Despite plentiful apparent support for the resolution, the United States and its nuclear peers hope to peel off enough support to persuade the sponsors to withdraw it, or at least slow the momentum for a ban.
Washington has pressured treaty allies, including Japan and South Korea and fellow NATO members Norway and the Netherlands, to vote against the resolution. U.S. diplomats say a yes vote by NATO members would be “incompatible” with their obligations as members of the alliance, according to a senior European diplomat. The diplomat, who spoke on condition of anonymity, said Washington has warned states considering voting in favor of the resolution that a ban could jeopardize defense arrangements with allies around the globe.
The diplomatic pressure has fallen heavily on the Netherlands, a stalwart NATO ally whose Parliament strongly supports a nuclear weapons ban. Europeans outside of NATO, like Sweden, are also facing pressure to vote no or at least abstain. But Sweden, which participates in a number of cooperation agreements with the alliance, has vowed to vote yes on the resolution. Norway and Japan, meanwhile, are said to be on the fence. But officials say Washington has gained ground with its close allies, including the vast majority of NATO members, which are expected to vote no.

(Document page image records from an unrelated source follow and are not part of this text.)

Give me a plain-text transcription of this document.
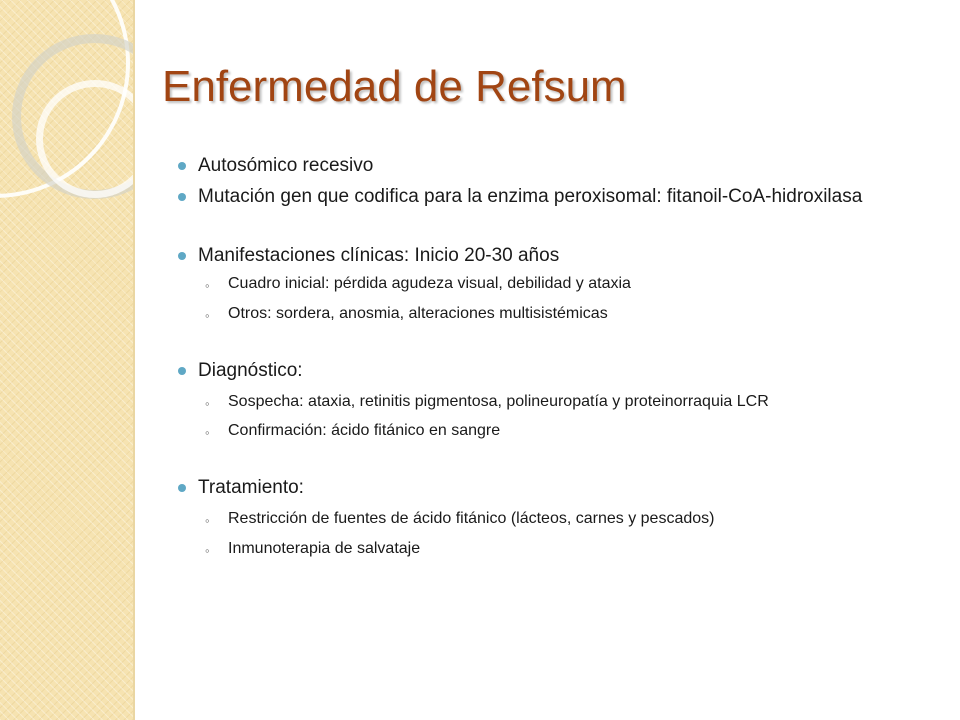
Enfermedad de Refsum
Autosómico recesivo
Mutación gen que codifica para la enzima peroxisomal: fitanoil-CoA-hidroxilasa
Manifestaciones clínicas: Inicio 20-30 años
◦ Cuadro inicial: pérdida agudeza visual, debilidad y ataxia
◦ Otros: sordera, anosmia, alteraciones multisistémicas
Diagnóstico:
◦ Sospecha: ataxia, retinitis pigmentosa, polineuropatía y proteinorraquia LCR
◦ Confirmación: ácido fitánico en sangre
Tratamiento:
◦ Restricción de fuentes de ácido fitánico (lácteos, carnes y pescados)
◦ Inmunoterapia de salvataje
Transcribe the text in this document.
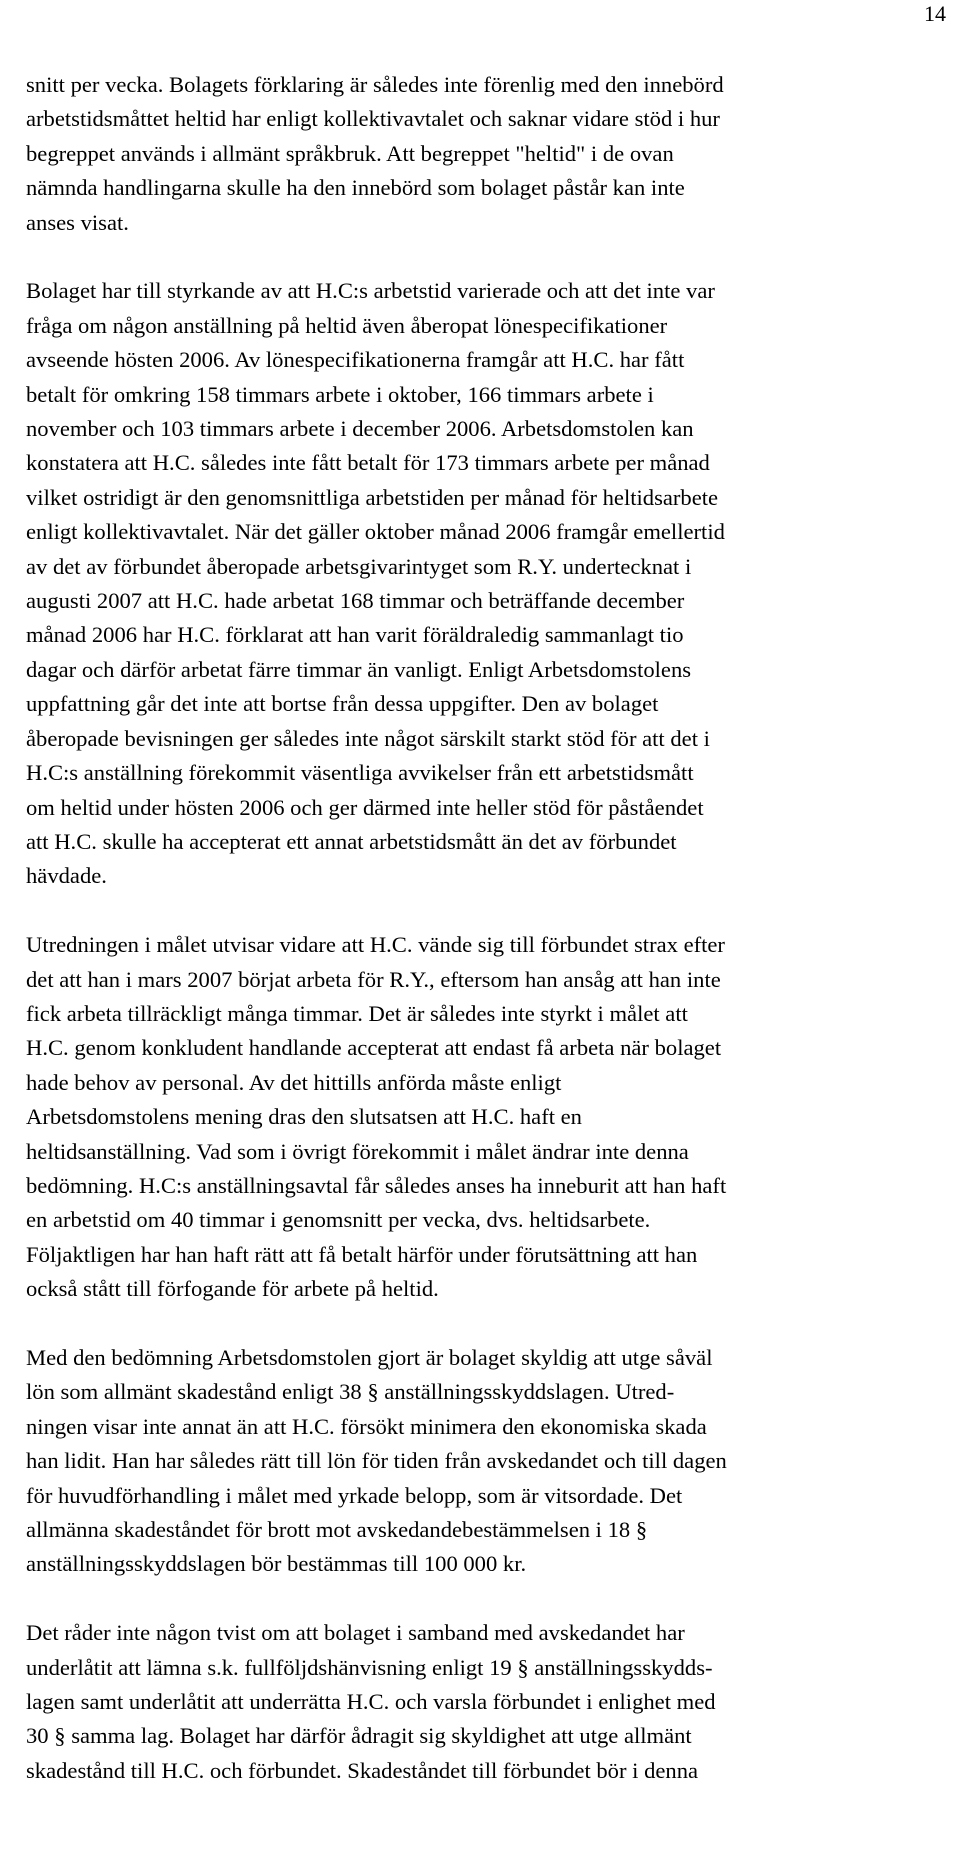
14

snitt per vecka. Bolagets förklaring är således inte förenlig med den innebörd
arbetstidsmåttet heltid har enligt kollektivavtalet och saknar vidare stöd i hur
begreppet används i allmänt språkbruk. Att begreppet "heltid" i de ovan
nämnda handlingarna skulle ha den innebörd som bolaget påstår kan inte
anses visat.

Bolaget har till styrkande av att H.C:s arbetstid varierade och att det inte var
fråga om någon anställning på heltid även åberopat lönespecifikationer
avseende hösten 2006. Av lönespecifikationerna framgår att H.C. har fått
betalt för omkring 158 timmars arbete i oktober, 166 timmars arbete i
november och 103 timmars arbete i december 2006. Arbetsdomstolen kan
konstatera att H.C. således inte fått betalt för 173 timmars arbete per månad
vilket ostridigt är den genomsnittliga arbetstiden per månad för heltidsarbete
enligt kollektivavtalet. När det gäller oktober månad 2006 framgår emellertid
av det av förbundet åberopade arbetsgivarintyget som R.Y. undertecknat i
augusti 2007 att H.C. hade arbetat 168 timmar och beträffande december
månad 2006 har H.C. förklarat att han varit föräldraledig sammanlagt tio
dagar och därför arbetat färre timmar än vanligt. Enligt Arbetsdomstolens
uppfattning går det inte att bortse från dessa uppgifter. Den av bolaget
åberopade bevisningen ger således inte något särskilt starkt stöd för att det i
H.C:s anställning förekommit väsentliga avvikelser från ett arbetstidsmått
om heltid under hösten 2006 och ger därmed inte heller stöd för påståendet
att H.C. skulle ha accepterat ett annat arbetstidsmått än det av förbundet
hävdade.

Utredningen i målet utvisar vidare att H.C. vände sig till förbundet strax efter
det att han i mars 2007 börjat arbeta för R.Y., eftersom han ansåg att han inte
fick arbeta tillräckligt många timmar. Det är således inte styrkt i målet att
H.C. genom konkludent handlande accepterat att endast få arbeta när bolaget
hade behov av personal. Av det hittills anförda måste enligt
Arbetsdomstolens mening dras den slutsatsen att H.C. haft en
heltidsanställning. Vad som i övrigt förekommit i målet ändrar inte denna
bedömning. H.C:s anställningsavtal får således anses ha inneburit att han haft
en arbetstid om 40 timmar i genomsnitt per vecka, dvs. heltidsarbete.
Följaktligen har han haft rätt att få betalt härför under förutsättning att han
också stått till förfogande för arbete på heltid.

Med den bedömning Arbetsdomstolen gjort är bolaget skyldig att utge såväl
lön som allmänt skadestånd enligt 38 § anställningsskyddslagen. Utred-
ningen visar inte annat än att H.C. försökt minimera den ekonomiska skada
han lidit. Han har således rätt till lön för tiden från avskedandet och till dagen
för huvudförhandling i målet med yrkade belopp, som är vitsordade. Det
allmänna skadeståndet för brott mot avskedandebestämmelsen i 18 §
anställningsskyddslagen bör bestämmas till 100 000 kr.

Det råder inte någon tvist om att bolaget i samband med avskedandet har
underlåtit att lämna s.k. fullföljdshänvisning enligt 19 § anställningsskydds-
lagen samt underlåtit att underrätta H.C. och varsla förbundet i enlighet med
30 § samma lag. Bolaget har därför ådragit sig skyldighet att utge allmänt
skadestånd till H.C. och förbundet. Skadeståndet till förbundet bör i denna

“The Americans are tough,” the diplomat added. “They are saying, ‘You can’t do anything else but vote no, because you are part of an alliance. It would be completely incompatible and irresponsible to support that [ban]. It’s a threat to the core of our security doctrine.’”
Photo credit: ANDREW HARRER/Pool/Getty Images
Correction, October 23, 2016: North Korea withdrew from the Nuclear Non Proliferation Treaty in 2003. An earlier version incorrectly stated that North Korea had never ratified the nuclear treaty. In the 1970s, Brazil launched a program to explore the possibility of developing a nuclear weapon. An earlier version incorrectly stated that Brazil had developed nuclear weapons.